At a big heroin summit in Atlanta, Kellyanne Conway, who heads the “opioids cabinet,” talked up the Trump administration’s efforts to combat the crisis, and the head of the NIH announced a program to study the biological causes of chronic pain.
ATLANTA — Kellyanne Conway defended the Trump administration’s response to the opioid crisis Wednesday at the nation’s largest public health meeting devoted to the epidemic.
Trump’s strategy, and particularly his calls to execute drug dealers and to make commercials to scare kids off drugs, has drawn criticism from experts. But at the National Rx Drug Abuse & Heroin Summit, Conway addressed an audience of doctors, public health experts, and government officials, touting the administration’s commitment to curbing drug overdoses, which resulted in more than 63,000 deaths in 2016.
In a Q&A session, she clarified that Trump’s comments on the death penalty referred only to “drug kingpins,” and suggested that the threat of execution would “punish and deter” these figures. (Researchers are skeptical of this approach.)
Conway acknowledged that a federal law already exists that would allow drug kingpins to get the death penalty, but said, “I don’t know if anybody ever used it.”
Conway, counselor to President Trump, is heading an “opioids cabinet” of agency chiefs. In a speech at the meeting, she touted the three main aspects of Trump’s approach to the crisis: reducing painkiller prescriptions, increasing medication-assisted treatment such as methadone, and disrupting the flow of heroin and fentanyl from Mexico and China.
“Things are going to get worse before they get better, so we are committed for the long term,” Conway said.
Conway headlined a bevy of administration officials — including Surgeon General Jerome Adams, National Institutes of Health chief Francis Collins, and FDA head Scott Gottlieb — speaking at the summit, all just ahead of former president Bill Clinton, who is scheduled to speak Wednesday evening.
The political star power at the meeting reflected the voter focus on the US overdose crisis, and its bipartisan concern, former Office of National Drug Control Policy official Regina LaBelle told BuzzFeed News. “This meeting has always been bipartisan, a place where the parties agree we need solutions.”
Trump has declared the opioid crisis a top priority of his administration, pledging “this scourge of drug addiction in America will stop” at a March speech in New Hampshire, where he floated the idea of the death penalty for drug dealers. Sociologists have noted the strength of Trump’s political support in counties with the highest drug, alcohol, and suicide death rates, where his “build a wall” rhetoric resonated during the 2016 campaign.
“We convene meetings on this every day at the White House,” Conway said. “People need to act.”
But the administration has stumbled in some ways on its opioids response, losing its initial secretary of Health and Human Services, Tom Price, to a private plane travel scandal, and its initial pick to head the Office of National Drug Control Policy (ONDCP), Rep. Tom Marino of Pennsylvania, who withdrew after reports emerged that laws he sponsored in Congress hobbled Drug Enforcement Administration efforts to limit opioid painkiller sales. The ONDCP still has only an acting director; a 24-year-old campaign staffer who was briefly its deputy director stepped down in January over a résumé scandal.
Increases in federal funding aimed at the opioid crisis — $6 billion over two years in a budget bill signed recently by Trump — are key to paying for the administration’s efforts, Conway noted.

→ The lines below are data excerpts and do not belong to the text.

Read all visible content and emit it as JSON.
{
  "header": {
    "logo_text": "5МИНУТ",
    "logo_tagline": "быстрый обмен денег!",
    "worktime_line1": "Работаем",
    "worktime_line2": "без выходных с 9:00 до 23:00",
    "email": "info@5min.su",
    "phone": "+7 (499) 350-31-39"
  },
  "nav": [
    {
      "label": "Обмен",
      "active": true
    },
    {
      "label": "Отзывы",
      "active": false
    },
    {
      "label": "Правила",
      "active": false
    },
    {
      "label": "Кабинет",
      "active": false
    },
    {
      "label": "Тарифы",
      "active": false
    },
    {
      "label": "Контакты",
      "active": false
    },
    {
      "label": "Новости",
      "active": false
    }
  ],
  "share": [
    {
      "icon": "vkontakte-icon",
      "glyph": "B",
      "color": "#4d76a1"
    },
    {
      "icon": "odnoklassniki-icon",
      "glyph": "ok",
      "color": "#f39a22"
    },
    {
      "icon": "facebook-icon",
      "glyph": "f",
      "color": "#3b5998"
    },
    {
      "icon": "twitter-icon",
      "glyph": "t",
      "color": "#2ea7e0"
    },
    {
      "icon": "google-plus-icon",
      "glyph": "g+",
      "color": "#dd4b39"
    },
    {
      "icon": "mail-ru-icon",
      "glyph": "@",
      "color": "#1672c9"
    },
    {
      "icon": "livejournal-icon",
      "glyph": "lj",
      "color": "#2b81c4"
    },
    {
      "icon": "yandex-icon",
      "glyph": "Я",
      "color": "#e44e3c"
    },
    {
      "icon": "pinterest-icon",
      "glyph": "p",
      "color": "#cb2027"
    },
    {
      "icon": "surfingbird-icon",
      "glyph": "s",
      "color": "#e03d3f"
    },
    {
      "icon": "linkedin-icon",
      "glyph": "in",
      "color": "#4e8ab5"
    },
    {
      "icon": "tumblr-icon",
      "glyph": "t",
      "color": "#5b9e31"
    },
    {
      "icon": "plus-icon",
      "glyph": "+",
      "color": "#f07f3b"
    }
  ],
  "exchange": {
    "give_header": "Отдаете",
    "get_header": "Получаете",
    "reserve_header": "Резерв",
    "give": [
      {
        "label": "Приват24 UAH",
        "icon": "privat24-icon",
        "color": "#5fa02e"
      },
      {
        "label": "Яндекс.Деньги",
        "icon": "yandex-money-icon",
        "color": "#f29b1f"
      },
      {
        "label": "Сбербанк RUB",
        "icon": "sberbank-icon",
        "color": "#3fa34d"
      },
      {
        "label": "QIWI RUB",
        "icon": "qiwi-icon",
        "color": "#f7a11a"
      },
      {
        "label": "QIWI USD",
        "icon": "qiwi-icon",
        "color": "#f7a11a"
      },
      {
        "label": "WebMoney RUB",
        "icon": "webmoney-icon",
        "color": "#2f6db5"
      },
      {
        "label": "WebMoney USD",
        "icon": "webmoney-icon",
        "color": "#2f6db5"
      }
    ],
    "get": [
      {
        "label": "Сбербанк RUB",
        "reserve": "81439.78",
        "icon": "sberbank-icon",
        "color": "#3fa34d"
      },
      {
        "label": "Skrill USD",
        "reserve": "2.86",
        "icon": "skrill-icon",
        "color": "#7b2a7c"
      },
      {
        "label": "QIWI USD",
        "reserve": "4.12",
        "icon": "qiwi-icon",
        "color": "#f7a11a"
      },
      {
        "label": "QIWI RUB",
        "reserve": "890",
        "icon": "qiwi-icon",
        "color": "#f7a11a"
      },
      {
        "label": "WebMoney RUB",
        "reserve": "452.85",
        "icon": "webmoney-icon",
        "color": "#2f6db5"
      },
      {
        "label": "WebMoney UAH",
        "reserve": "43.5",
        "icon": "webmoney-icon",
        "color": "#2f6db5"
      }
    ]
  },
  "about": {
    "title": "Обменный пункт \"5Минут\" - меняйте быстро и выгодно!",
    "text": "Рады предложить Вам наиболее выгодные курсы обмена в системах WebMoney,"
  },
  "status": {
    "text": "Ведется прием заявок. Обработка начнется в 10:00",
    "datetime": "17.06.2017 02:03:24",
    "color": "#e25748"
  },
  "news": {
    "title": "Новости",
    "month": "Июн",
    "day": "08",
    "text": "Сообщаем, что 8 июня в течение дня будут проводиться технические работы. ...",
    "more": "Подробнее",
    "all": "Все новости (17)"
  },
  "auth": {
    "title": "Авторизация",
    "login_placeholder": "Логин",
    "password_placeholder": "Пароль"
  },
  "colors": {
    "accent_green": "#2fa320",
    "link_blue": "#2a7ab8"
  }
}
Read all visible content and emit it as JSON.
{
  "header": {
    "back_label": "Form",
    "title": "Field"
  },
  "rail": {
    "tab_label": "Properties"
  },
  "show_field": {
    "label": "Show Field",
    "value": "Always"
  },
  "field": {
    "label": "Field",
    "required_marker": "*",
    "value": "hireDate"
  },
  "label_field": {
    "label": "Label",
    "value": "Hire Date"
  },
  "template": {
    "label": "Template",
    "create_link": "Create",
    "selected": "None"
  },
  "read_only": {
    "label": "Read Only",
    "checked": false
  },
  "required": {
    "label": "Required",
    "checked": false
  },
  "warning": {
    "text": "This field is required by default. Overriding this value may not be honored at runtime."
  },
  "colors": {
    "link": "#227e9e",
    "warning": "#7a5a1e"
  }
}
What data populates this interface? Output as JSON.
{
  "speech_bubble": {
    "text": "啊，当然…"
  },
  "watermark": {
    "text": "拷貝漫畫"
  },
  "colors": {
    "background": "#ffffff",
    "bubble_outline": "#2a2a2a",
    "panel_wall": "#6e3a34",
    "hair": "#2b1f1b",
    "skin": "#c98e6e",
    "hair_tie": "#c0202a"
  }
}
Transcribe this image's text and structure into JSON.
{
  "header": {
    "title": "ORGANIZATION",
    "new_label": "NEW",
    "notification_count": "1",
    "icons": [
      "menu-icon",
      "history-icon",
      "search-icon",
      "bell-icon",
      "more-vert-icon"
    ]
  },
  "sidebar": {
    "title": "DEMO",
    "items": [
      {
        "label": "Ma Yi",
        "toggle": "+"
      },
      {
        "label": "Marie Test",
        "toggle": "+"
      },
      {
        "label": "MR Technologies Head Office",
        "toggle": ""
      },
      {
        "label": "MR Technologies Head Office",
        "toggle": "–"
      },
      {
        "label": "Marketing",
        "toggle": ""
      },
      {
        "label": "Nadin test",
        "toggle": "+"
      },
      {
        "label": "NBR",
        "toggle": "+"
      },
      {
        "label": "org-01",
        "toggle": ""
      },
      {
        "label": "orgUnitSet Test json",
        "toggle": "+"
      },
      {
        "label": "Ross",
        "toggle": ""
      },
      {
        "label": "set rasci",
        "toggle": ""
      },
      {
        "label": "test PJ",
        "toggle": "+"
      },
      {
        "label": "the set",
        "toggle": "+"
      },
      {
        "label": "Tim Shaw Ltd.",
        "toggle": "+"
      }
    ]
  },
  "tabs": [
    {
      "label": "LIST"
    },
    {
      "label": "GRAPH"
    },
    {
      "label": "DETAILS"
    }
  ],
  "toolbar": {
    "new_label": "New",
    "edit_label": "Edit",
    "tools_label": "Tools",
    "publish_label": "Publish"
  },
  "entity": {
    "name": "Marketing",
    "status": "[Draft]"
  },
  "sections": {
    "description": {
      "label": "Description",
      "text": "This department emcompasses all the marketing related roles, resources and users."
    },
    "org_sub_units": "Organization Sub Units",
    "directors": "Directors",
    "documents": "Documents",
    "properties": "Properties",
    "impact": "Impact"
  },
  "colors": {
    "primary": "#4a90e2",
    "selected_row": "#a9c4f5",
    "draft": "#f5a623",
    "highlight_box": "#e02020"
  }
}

In an interview with BuzzFeed News, Rep. Harold “Hal” Rogers of Kentucky also applauded recent bipartisan congressional actions — such as the 21st Century Cures Act and the Comprehensive Addiction and Recovery Act of 2016 — that added more money to the fight.
Before Conway spoke, an energetic Collins, the NIH chief, announced a Helping to End Addiction Long-term (HEAL) initiative building on $500 million in recently approved federal funding of addiction research. The program will research the biological causes of chronic pain as well as new painkillers that don’t rely on the addictive brain chemistry of opioids.
“What we want to do is push this forward at a much faster pace,” Collins said.